We also need to find ways to value the voices of those who are commonly marginalised within agricultural and food debates: the farmers themselves. In the Access to Land talk, Zoe Wangler gave the example of the Ecological Land Cooperative. The co-operative is a multi-stakeholder system, with 50% of voting rights going to the freeholder farmers, compared to 25% for the workers and investor members. This means that farmer’s values and needs are prioritized. The same is seen outside of the UK. Michel Pimbert praised the success of smallholder citizen juries in Africa as a means to democratize agricultural research, helping give a voice to female smallholder farmers in the midst of AGRA’s vision of an African Green Revolution.
Overall, it is these inspiring case studies that are greatest achievement of the ORFC, as they serve to highlight just how important individual action is, and prove that small-scale community led initiatives can be financially sustainable and deliver a wealth of other socio-cultural benefits. There is a tendency in our society to rely on policy, politicians or the economy to instigate change. The ORFC advocates a ground-up approach where farmers, food-producers and citizens collaborate together to build a viable alternative.

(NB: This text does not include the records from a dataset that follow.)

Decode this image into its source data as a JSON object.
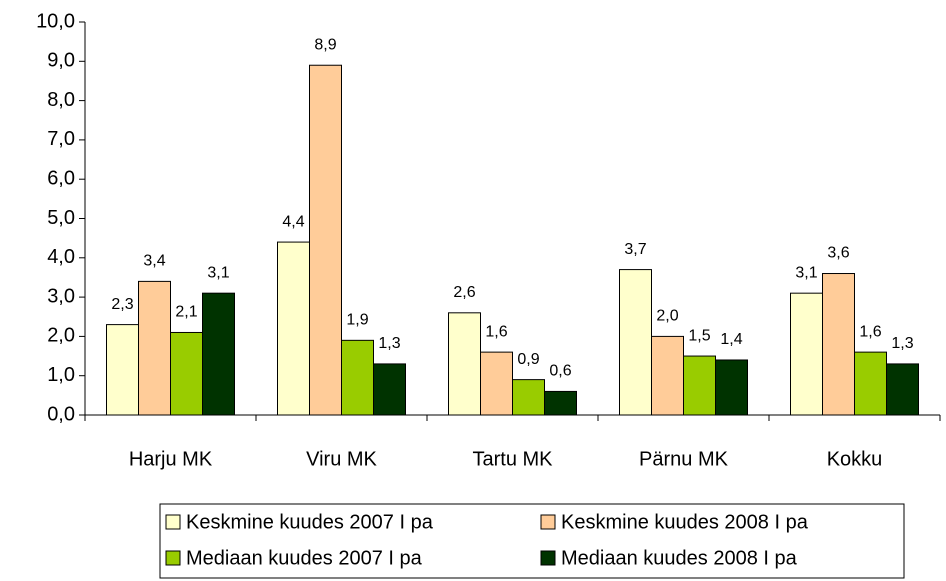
{
  "chart_data": {
    "type": "bar",
    "categories": [
      "Harju MK",
      "Viru MK",
      "Tartu MK",
      "Pärnu MK",
      "Kokku"
    ],
    "series": [
      {
        "name": "Keskmine kuudes 2007 I pa",
        "color": "#ffffcc",
        "values": [
          2.3,
          4.4,
          2.6,
          3.7,
          3.1
        ],
        "value_labels": [
          "2,3",
          "4,4",
          "2,6",
          "3,7",
          "3,1"
        ]
      },
      {
        "name": "Keskmine kuudes 2008 I pa",
        "color": "#ffcc99",
        "values": [
          3.4,
          8.9,
          1.6,
          2.0,
          3.6
        ],
        "value_labels": [
          "3,4",
          "8,9",
          "1,6",
          "2,0",
          "3,6"
        ]
      },
      {
        "name": "Mediaan kuudes 2007 I pa",
        "color": "#99cc00",
        "values": [
          2.1,
          1.9,
          0.9,
          1.5,
          1.6
        ],
        "value_labels": [
          "2,1",
          "1,9",
          "0,9",
          "1,5",
          "1,6"
        ]
      },
      {
        "name": "Mediaan kuudes 2008 I pa",
        "color": "#003300",
        "values": [
          3.1,
          1.3,
          0.6,
          1.4,
          1.3
        ],
        "value_labels": [
          "3,1",
          "1,3",
          "0,6",
          "1,4",
          "1,3"
        ]
      }
    ],
    "ylim": [
      0,
      10
    ],
    "yticks": [
      {
        "value": 0,
        "label": "0,0"
      },
      {
        "value": 1,
        "label": "1,0"
      },
      {
        "value": 2,
        "label": "2,0"
      },
      {
        "value": 3,
        "label": "3,0"
      },
      {
        "value": 4,
        "label": "4,0"
      },
      {
        "value": 5,
        "label": "5,0"
      },
      {
        "value": 6,
        "label": "6,0"
      },
      {
        "value": 7,
        "label": "7,0"
      },
      {
        "value": 8,
        "label": "8,0"
      },
      {
        "value": 9,
        "label": "9,0"
      },
      {
        "value": 10,
        "label": "10,0"
      }
    ],
    "grid": false,
    "legend": "bottom"
  }
}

Whilst this course of action is to be encouraged in the absence of any meaningful government-led alternative, the on-going juxtaposition of the two conferences only serves to highlight the urgent need to bring all of farming together for an honest and open debate, not only about the kind of food systems that we need to produce sufficient quantities of quality food, but also about the values and responsibility of care that we want to put at the heart of our communities.